Sahâbe-i kirâm, bir taraftan hadîs naklinde bu derece titiz davranıyor, diğer taraftan da mevcud hadîsleri kendi aralarında müzakere etmek suretiyle hafızalarına iyice kaydediyorlardı. Tabii ki onların bu davranışları rahle-i tedrislerinde yetiştirdikleri talebeleri için de güzel bir ders oluyordu. Aynı zamanda böyle davranılmasını talebelerine bizzat tavsiye eden sahâbiler de vardı. İbn-i Abbas ve Ebû Said el-Hudrî bunlardandı. Şöyle derlerdi: “Hadîsleri belleyin ve aranızda müzakere edin. Zira onlardan bazısı bazısını hatırlatacaktır..”

Burada üzerinde ısrarla durulması gereken konulardan biri de sahâbe ve tâbiînin hadîsleri tetkik ve tahkik etmedeki hassasiyetleridir. Bilhassa sahabenin hepsi adil kabul edilmesine rağmen onlar kendi aralarında bile her duyduklarını hemen kabul etmemişler ve o hadîsi birkaç kişiden daha sorarak tahkik etmişlerdir.

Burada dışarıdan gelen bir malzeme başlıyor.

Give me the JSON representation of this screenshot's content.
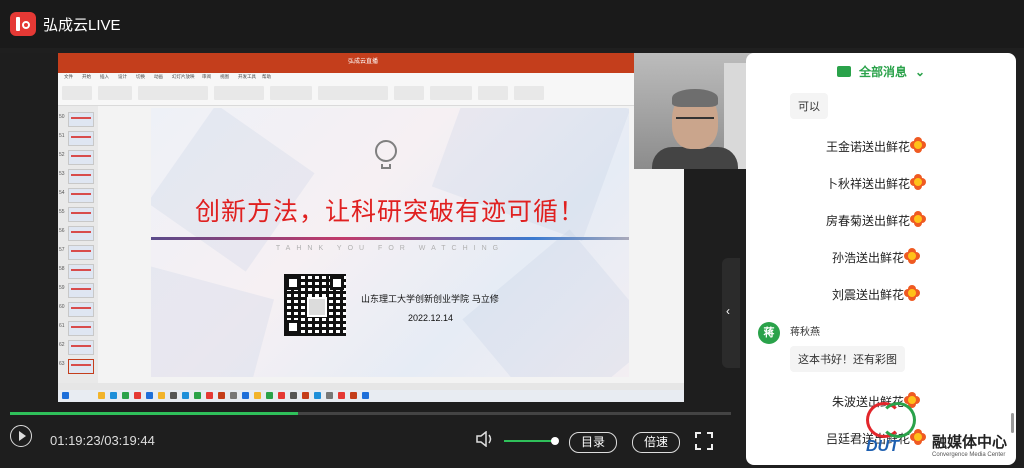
{
  "app": {
    "name": "弘成云LIVE"
  },
  "slide": {
    "title": "创新方法，让科研突破有迹可循！",
    "subtitle": "TAHNK YOU FOR WATCHING",
    "institution": "山东理工大学创新创业学院  马立修",
    "date": "2022.12.14",
    "ribbon_title": "弘成云直播",
    "ribbon_tabs": [
      "文件",
      "开始",
      "插入",
      "设计",
      "切换",
      "动画",
      "幻灯片放映",
      "审阅",
      "视图",
      "开发工具",
      "帮助"
    ],
    "thumb_numbers": [
      "50",
      "51",
      "52",
      "53",
      "54",
      "55",
      "56",
      "57",
      "58",
      "59",
      "60",
      "61",
      "62",
      "63"
    ]
  },
  "player": {
    "time": "01:19:23/03:19:44",
    "progress": 0.4,
    "volume": 0.9,
    "catalog_label": "目录",
    "speed_label": "倍速"
  },
  "chat": {
    "header": "全部消息",
    "top_reply": "可以",
    "gifts": [
      "王金诺送出鲜花",
      "卜秋祥送出鲜花",
      "房春菊送出鲜花",
      "孙浩送出鲜花",
      "刘震送出鲜花"
    ],
    "user_msg": {
      "avatar": "蒋",
      "name": "蒋秋燕",
      "text": "这本书好！还有彩图"
    },
    "gifts_bottom": [
      "朱波送出鲜花",
      "吕廷君送出鲜花"
    ]
  },
  "watermark": {
    "logo_text": "DUT",
    "name": "融媒体中心",
    "en": "Convergence Media Center"
  },
  "colors": {
    "accent": "#2aa24a",
    "brand": "#e53935",
    "slide_title": "#e02020"
  }
}
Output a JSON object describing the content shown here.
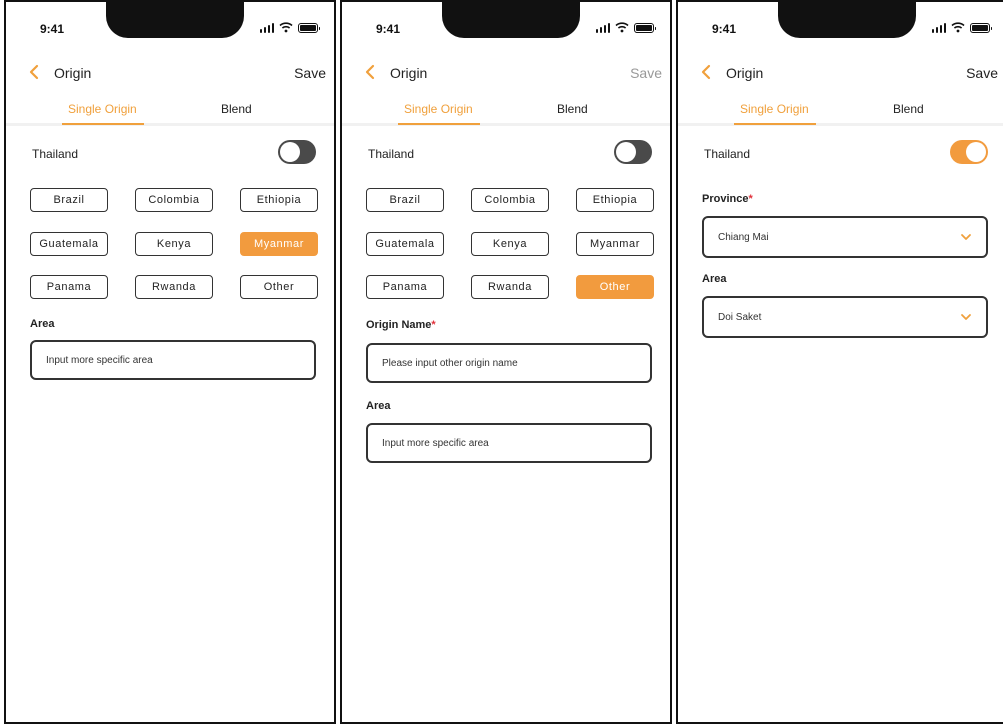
{
  "screens": [
    {
      "status": {
        "time": "9:41"
      },
      "header": {
        "title": "Origin",
        "save_label": "Save"
      },
      "tabs": [
        "Single Origin",
        "Blend"
      ],
      "country_toggle": {
        "label": "Thailand",
        "state": "off"
      },
      "chips": [
        {
          "label": "Brazil",
          "selected": false
        },
        {
          "label": "Colombia",
          "selected": false
        },
        {
          "label": "Ethiopia",
          "selected": false
        },
        {
          "label": "Guatemala",
          "selected": false
        },
        {
          "label": "Kenya",
          "selected": false
        },
        {
          "label": "Myanmar",
          "selected": true
        },
        {
          "label": "Panama",
          "selected": false
        },
        {
          "label": "Rwanda",
          "selected": false
        },
        {
          "label": "Other",
          "selected": false
        }
      ],
      "area": {
        "label": "Area",
        "placeholder": "Input more specific area"
      }
    },
    {
      "status": {
        "time": "9:41"
      },
      "header": {
        "title": "Origin",
        "save_label": "Save",
        "save_state": "disabled"
      },
      "tabs": [
        "Single Origin",
        "Blend"
      ],
      "country_toggle": {
        "label": "Thailand",
        "state": "off"
      },
      "chips": [
        {
          "label": "Brazil",
          "selected": false
        },
        {
          "label": "Colombia",
          "selected": false
        },
        {
          "label": "Ethiopia",
          "selected": false
        },
        {
          "label": "Guatemala",
          "selected": false
        },
        {
          "label": "Kenya",
          "selected": false
        },
        {
          "label": "Myanmar",
          "selected": false
        },
        {
          "label": "Panama",
          "selected": false
        },
        {
          "label": "Rwanda",
          "selected": false
        },
        {
          "label": "Other",
          "selected": true
        }
      ],
      "origin_name": {
        "label": "Origin Name",
        "required_mark": "*",
        "placeholder": "Please input other origin name"
      },
      "area": {
        "label": "Area",
        "placeholder": "Input more specific area"
      }
    },
    {
      "status": {
        "time": "9:41"
      },
      "header": {
        "title": "Origin",
        "save_label": "Save"
      },
      "tabs": [
        "Single Origin",
        "Blend"
      ],
      "country_toggle": {
        "label": "Thailand",
        "state": "on"
      },
      "province": {
        "label": "Province",
        "required_mark": "*",
        "value": "Chiang Mai"
      },
      "area": {
        "label": "Area",
        "value": "Doi Saket"
      }
    }
  ],
  "colors": {
    "accent": "#f29b3e",
    "tab_active": "#f0a03c",
    "required": "#e0303a",
    "toggle_off": "#4a4a4a"
  },
  "icons": {
    "back": "chevron-left-icon",
    "dropdown": "chevron-down-icon",
    "signal": "signal-icon",
    "wifi": "wifi-icon",
    "battery": "battery-icon"
  }
}
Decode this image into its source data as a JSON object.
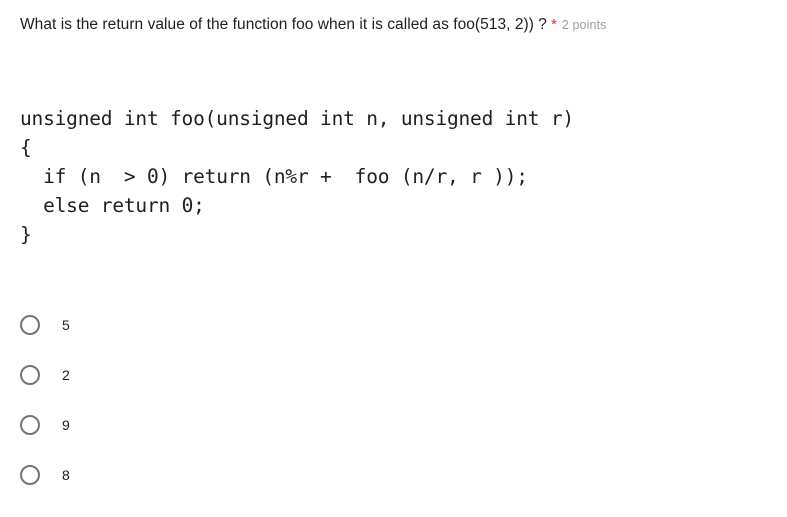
{
  "question": {
    "title": "What is the return value of the function foo when it is called as foo(513, 2)) ?",
    "required_marker": "*",
    "points": "2 points"
  },
  "code": {
    "text": "unsigned int foo(unsigned int n, unsigned int r)\n{\n  if (n  > 0) return (n%r +  foo (n/r, r ));\n  else return 0;\n}"
  },
  "options": [
    {
      "label": "5",
      "selected": false
    },
    {
      "label": "2",
      "selected": false
    },
    {
      "label": "9",
      "selected": false
    },
    {
      "label": "8",
      "selected": false
    }
  ],
  "colors": {
    "text": "#202124",
    "required": "#d93025",
    "points": "#9aa0a6",
    "radio_border": "#70757a",
    "background": "#ffffff"
  }
}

Bir defasında bir kadın, torununun mirasından pay almak için Hz. Ebû Bekir’e (ra) müracaatta bulundu. Rasûlullah’ın Halifesi: “Kitabullah’da sana bir şey verileceğine dair bir âyet görmediğim gibi, Rasûlullah’ın da (sav) bu mevzûda birşey buyurduklarını hatırlamıyorum” cevabını verdi. Bunun üzerine Muğire bin Şu’be (ra), ayağa kalkıp: “Rasûlullah (sav), nineye altıda bir hisse verirdi” dedi. Hz. Ebû Bekir’in (ra): “Senden başka bunu bilen var mı?” sorusu üzerine, Muhammed bin Mesleme (ra), Muğire bin Şu’be’yi tasdik ederek: “Ben de aynı şeyi Rasûl-i Ekrem’den (sav) duydum” diye şahitlikte bulundu. O zaman, Hz. Ebû Bekir (ra), o kadına altıda bir hisse verdi.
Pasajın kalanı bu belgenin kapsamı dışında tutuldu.